The interventionalists in the study were required to perform more than 75 PCI cases per year, and all centers underwent a formally developed PCI program.

Mortality at six weeks was 0.93% in the surgical-backup group, compared with 0.91% in the no-surgical-backup group (p=0.94).

PCI success was >90% in both groups but lower in those randomized to hospitals without surgery on-site (success rate difference of 1.1% on a per patient basis). Emergency CABG was rare but occurred more frequently in those randomized to hospitals with surgery on-site compared with those with no surgical backup (0.2% vs 0.1%). The incidence of bleeding, vascular repair, stroke, and renal failure was similar in both groups.

Access vs Convenience; Should States Limit the Number of PCI Centers?

During a panel discussion following his presentation, Aversano was asked whether PCI centers had to be a certain distance from a tertiary centers as a study requirement. This was the case in some states, but not others, he said.

Dr Eric Peterson (Duke Clinical Research Institute, Durham, NC) wondered whether there should be a requirement that, if there is a program close by, "we would not institute another program," as his colleague Dr Manesh Patel (Duke Clinical Research Institute), observed that, "in some cities and places, there are 30 or 40 centers performing PCI that are not that far apart."

In some cities and places, there are 30 or 40 centers performing PCI that are not that far apart.

"Yes, I completely agree," noted Aversano. He added that one of the main reasons for doing this study was that "the colocation" requirement, whereby it is recommended that PCI centers are backed up by surgical facilities, "tends to spur on a kind of metastases of surgical programs just to back up angioplasty. So if there is evidence that we can separate them, it doesn't mean having more angioplasty programs, it means they don't have to be colocated necessarily."

Hiratzka, the surgeon, commented: "It clearly is an issue going forward. As a patient, is it better to take the 20-minute trip to a place that has surgery or a 10-minute trip to a place that does not, provided you can provide the same level of service for PCI in both?"

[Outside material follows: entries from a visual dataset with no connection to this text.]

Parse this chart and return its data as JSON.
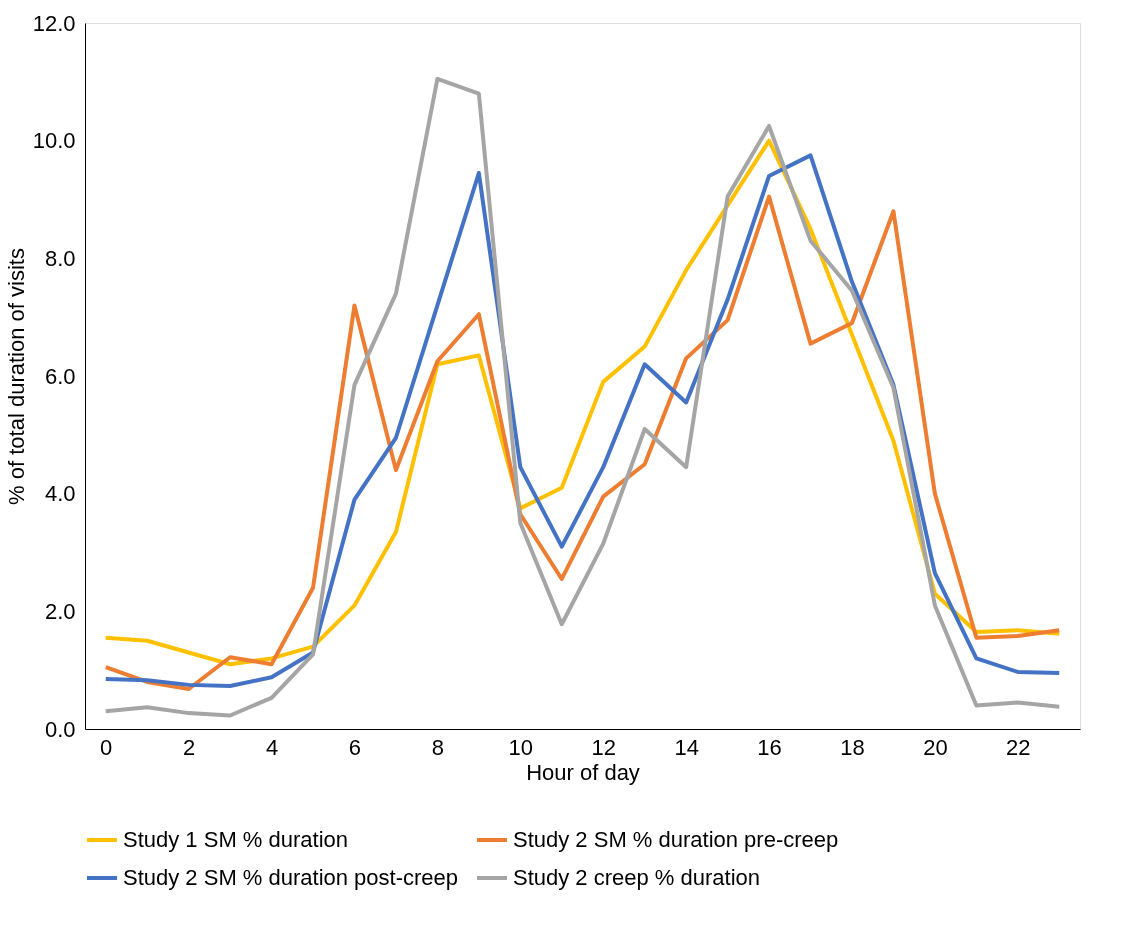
{
  "chart_data": {
    "type": "line",
    "xlabel": "Hour of day",
    "ylabel": "% of total duration of visits",
    "x": [
      0,
      1,
      2,
      3,
      4,
      5,
      6,
      7,
      8,
      9,
      10,
      11,
      12,
      13,
      14,
      15,
      16,
      17,
      18,
      19,
      20,
      21,
      22,
      23
    ],
    "series": [
      {
        "name": "Study 1 SM % duration",
        "color": "#ffc000",
        "values": [
          1.55,
          1.5,
          1.3,
          1.1,
          1.2,
          1.4,
          2.1,
          3.35,
          6.2,
          6.35,
          3.75,
          4.1,
          5.9,
          6.5,
          7.8,
          8.9,
          10.0,
          8.5,
          6.7,
          4.9,
          2.3,
          1.65,
          1.68,
          1.62
        ]
      },
      {
        "name": "Study 2 SM % duration pre-creep",
        "color": "#ed7d31",
        "values": [
          1.05,
          0.8,
          0.68,
          1.22,
          1.1,
          2.4,
          7.2,
          4.4,
          6.25,
          7.05,
          3.65,
          2.55,
          3.95,
          4.5,
          6.3,
          6.95,
          9.05,
          6.55,
          6.9,
          8.8,
          4.0,
          1.55,
          1.58,
          1.68
        ]
      },
      {
        "name": "Study 2 SM % duration post-creep",
        "color": "#4472c4",
        "values": [
          0.85,
          0.83,
          0.75,
          0.73,
          0.88,
          1.3,
          3.9,
          4.95,
          7.2,
          9.45,
          4.45,
          3.1,
          4.45,
          6.2,
          5.55,
          7.3,
          9.4,
          9.75,
          7.6,
          5.85,
          2.65,
          1.2,
          0.97,
          0.95
        ]
      },
      {
        "name": "Study 2 creep % duration",
        "color": "#a5a5a5",
        "values": [
          0.3,
          0.37,
          0.27,
          0.23,
          0.53,
          1.27,
          5.85,
          7.4,
          11.05,
          10.8,
          3.5,
          1.78,
          3.15,
          5.1,
          4.45,
          9.05,
          10.25,
          8.3,
          7.45,
          5.8,
          2.1,
          0.4,
          0.45,
          0.38
        ]
      }
    ],
    "xlim": [
      -0.5,
      23.5
    ],
    "xticks": [
      0,
      2,
      4,
      6,
      8,
      10,
      12,
      14,
      16,
      18,
      20,
      22
    ],
    "ylim": [
      0,
      12
    ],
    "yticks": [
      {
        "value": 0,
        "label": "0.0"
      },
      {
        "value": 2,
        "label": "2.0"
      },
      {
        "value": 4,
        "label": "4.0"
      },
      {
        "value": 6,
        "label": "6.0"
      },
      {
        "value": 8,
        "label": "8.0"
      },
      {
        "value": 10,
        "label": "10.0"
      },
      {
        "value": 12,
        "label": "12.0"
      }
    ],
    "grid": false,
    "legend": "bottom",
    "marker": "none",
    "line_style": "solid"
  }
}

Aversano noted: "I want to dispel this 'convenience myth,' because it sort of irks me a little bit. There is an access issue, not just a convenience issue, especially for those in more rural areas. They are not 20 minutes away [from big tertiary centers], they are an hour or an hour and a half away. That's the big town, with doctors they don't know, at a great cost to their family when they have to come to visit them. There are a lot of factors that go into making that decision about where they want to go."

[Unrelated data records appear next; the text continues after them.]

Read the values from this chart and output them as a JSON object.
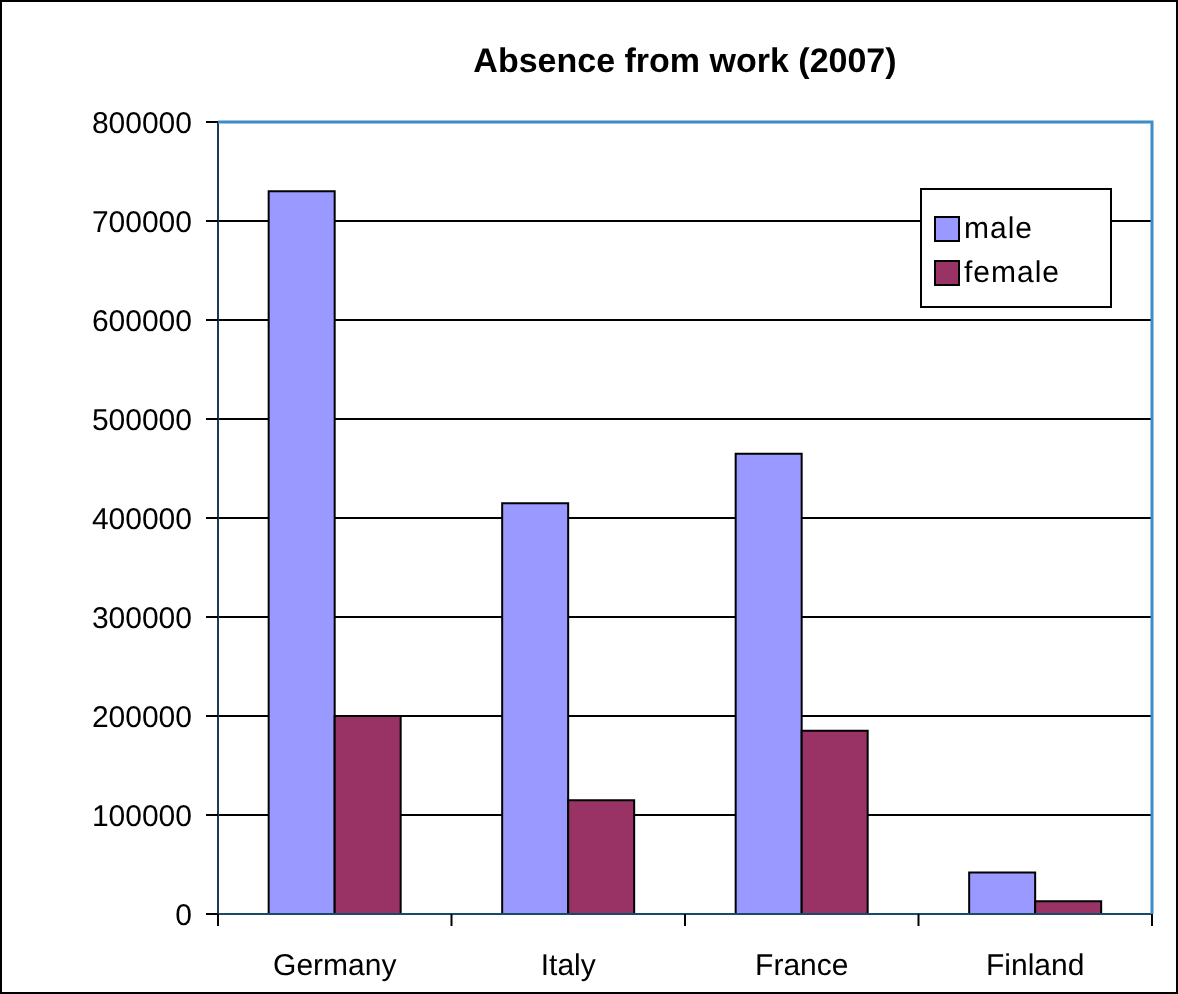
{
  "chart_data": {
    "type": "bar",
    "title": "Absence from work (2007)",
    "categories": [
      "Germany",
      "Italy",
      "France",
      "Finland"
    ],
    "series": [
      {
        "name": "male",
        "color": "#9999ff",
        "values": [
          730000,
          415000,
          465000,
          42000
        ]
      },
      {
        "name": "female",
        "color": "#993366",
        "values": [
          200000,
          115000,
          185000,
          13000
        ]
      }
    ],
    "ylim": [
      0,
      800000
    ],
    "yticks": [
      0,
      100000,
      200000,
      300000,
      400000,
      500000,
      600000,
      700000,
      800000
    ],
    "grid": "y",
    "legend": "top right"
  }
}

I want to dispel this 'convenience myth,' because it sort of irks me a little bit. There is an access issue, not just a convenience issue.

Jacobs agreed: "There are multiple motivations for moving care into community hospitals. A lot of it is not necessarily access to care but convenience of care, and that's important as well."

Peterson said another unintended outcome might derive from the volume question, "which might have the unexpected consequence of driving more procedures to be done, maybe in cases where the appropriateness is borderline, just in order to reach the volume targets."

Aversano agreed: "My hope in this study was to create information that would be used by regulators to inform those decisions. It's up to the policy makers to decide in the end."

Hiratzka declared no conflicts of interest.